Record and Artist Details

Label:

self-released

November/2019

Lumped a little clumsily together into a single CD here are two vinyl albums which evoked considerable national pride in the early days of British modern jazz. The first was recorded when Paul Gonsalves was in London with the Duke Ellington orchestra and fell ill on the eve of the concert. Tubby Hayes was asked to dep for him, an invitation that confirmed the Londoner’s international stature, as did Gonsalves’ subsequent offer to record with him and share top billing. As Duke’s principal tenor-sax soloist Paul was a major star, best known for his marathon solo on ‘Diminuendo and Crescendo in Blue’, a famous track recorded live with the Ellington band at the Newport Jazz Festival. His style, which bridged the swing and bop divide, might not have blended ideally with Tubby’s neobop fury yet it certainly did so, thanks to their many similarities. Both were prone to emotive leaps into the top register and frequent bursts of brilliant double-timing, albeit with their own highly distinctive sound and phrasing. Another striking aspect about these tracks is how much arranging was involved. Today’s producers would simply have given the two stars a rhythm section and let them get on with it, but in those days London’s modernists were all big-band and palais-band pros for whom new arrangements were meat and drink.

The remaining tracks were originally issued as London Swings, an arranger’s album in which Johnny Scott jazzed up a dozen songs with London affiliations, including ‘Limehouse Blues’, ‘Chelsea Bridge’, ‘A Nightingale Sang in Berkeley Square’ and surprisingly many more. It’s skilful music but rather dated now, apart from high-quality solos by an uncredited vibist (Bill LeSage?) and baritonist Ronnie Ross.
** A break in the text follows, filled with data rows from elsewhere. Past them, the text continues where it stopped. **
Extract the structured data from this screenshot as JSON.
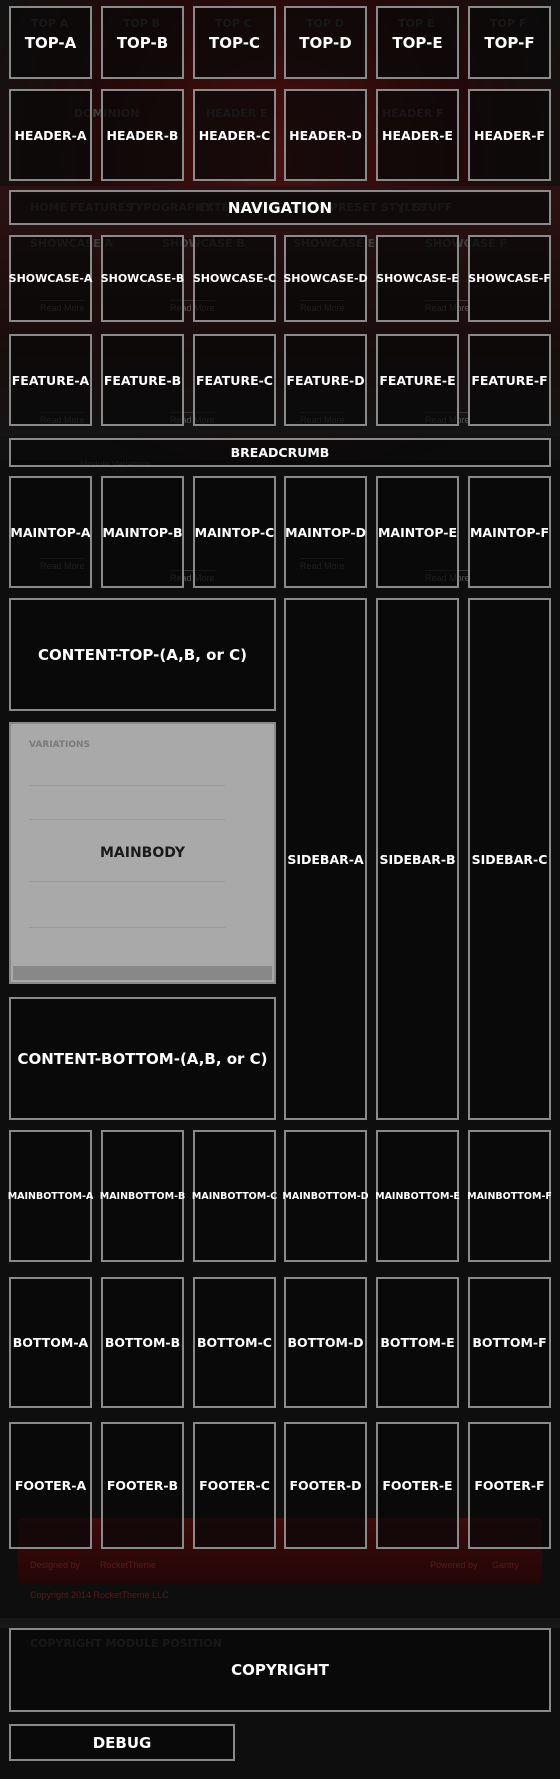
{
  "positions": {
    "top": [
      "TOP-A",
      "TOP-B",
      "TOP-C",
      "TOP-D",
      "TOP-E",
      "TOP-F"
    ],
    "header": [
      "HEADER-A",
      "HEADER-B",
      "HEADER-C",
      "HEADER-D",
      "HEADER-E",
      "HEADER-F"
    ],
    "navigation": "NAVIGATION",
    "showcase": [
      "SHOWCASE-A",
      "SHOWCASE-B",
      "SHOWCASE-C",
      "SHOWCASE-D",
      "SHOWCASE-E",
      "SHOWCASE-F"
    ],
    "feature": [
      "FEATURE-A",
      "FEATURE-B",
      "FEATURE-C",
      "FEATURE-D",
      "FEATURE-E",
      "FEATURE-F"
    ],
    "breadcrumb": "BREADCRUMB",
    "maintop": [
      "MAINTOP-A",
      "MAINTOP-B",
      "MAINTOP-C",
      "MAINTOP-D",
      "MAINTOP-E",
      "MAINTOP-F"
    ],
    "content_top": "CONTENT-TOP-(A,B, or C)",
    "mainbody": "MAINBODY",
    "content_bottom": "CONTENT-BOTTOM-(A,B, or C)",
    "sidebar": [
      "SIDEBAR-A",
      "SIDEBAR-B",
      "SIDEBAR-C"
    ],
    "mainbottom": [
      "MAINBOTTOM-A",
      "MAINBOTTOM-B",
      "MAINBOTTOM-C",
      "MAINBOTTOM-D",
      "MAINBOTTOM-E",
      "MAINBOTTOM-F"
    ],
    "bottom": [
      "BOTTOM-A",
      "BOTTOM-B",
      "BOTTOM-C",
      "BOTTOM-D",
      "BOTTOM-E",
      "BOTTOM-F"
    ],
    "footer": [
      "FOOTER-A",
      "FOOTER-B",
      "FOOTER-C",
      "FOOTER-D",
      "FOOTER-E",
      "FOOTER-F"
    ],
    "copyright": "COPYRIGHT",
    "debug": "DEBUG"
  },
  "background": {
    "top_titles": [
      "TOP A",
      "TOP B",
      "TOP C",
      "TOP D",
      "TOP E",
      "TOP F"
    ],
    "logo": "dominion",
    "header_titles": [
      "HEADER E",
      "HEADER F"
    ],
    "nav_items": [
      "HOME",
      "FEATURES",
      "TYPOGRAPHY",
      "EXTENSIONS",
      "PRESET STYLES",
      "J! STUFF"
    ],
    "showcase_titles": [
      "SHOWCASE A",
      "SHOWCASE B",
      "SHOWCASE E",
      "SHOWCASE F"
    ],
    "read_more": "Read More",
    "breadcrumb_text": "Module Variations",
    "mainbody_heading": "VARIATIONS",
    "mainbody_posted": "Posted by",
    "mainbody_author": "administrator",
    "powered_left": "Designed by",
    "rockettheme": "RocketTheme",
    "powered_right": "Powered by",
    "gantry": "Gantry",
    "copyright_line": "Copyright 2014 RocketTheme LLC",
    "copyright_heading": "COPYRIGHT MODULE POSITION"
  },
  "colors": {
    "accent": "#4a1010",
    "block_border": "#8a8a8a",
    "mainbody_fill": "#a9a9a9",
    "label": "#ffffff"
  }
}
Far hotter is Dancing In The Dark, a 1964 session by the Hayes quintet. Tubbiologists will recognise it as a desirable bootleg from the Dancing Slipper, a Nottingham night club which, like the Opposite Lock in Coventry, was a regular Midlands stop on the band’s UK tour circuit. It’s Tubby in his small-group element, loping through ‘Younger Than Springtime’ on Vic Feldman’s old vibes, framing Horace Silverish frontline harmonies with trumpeter Jimmy Deuchar and taking several gripping unaccompanied tenor-sax choruses on the title track, another standard with unusual changes. The rhythm section, with big Dutch bassist Freddy Logan, the ever-funky Terry Shannon on piano and the ever cool Allan Ganley on drums, hangs tight even at warp speeds and Deuchar has never sounded better – alert, confident and tonally even meatier on his mellophonium, a sort of narrow-gauge French horn, than on trumpet.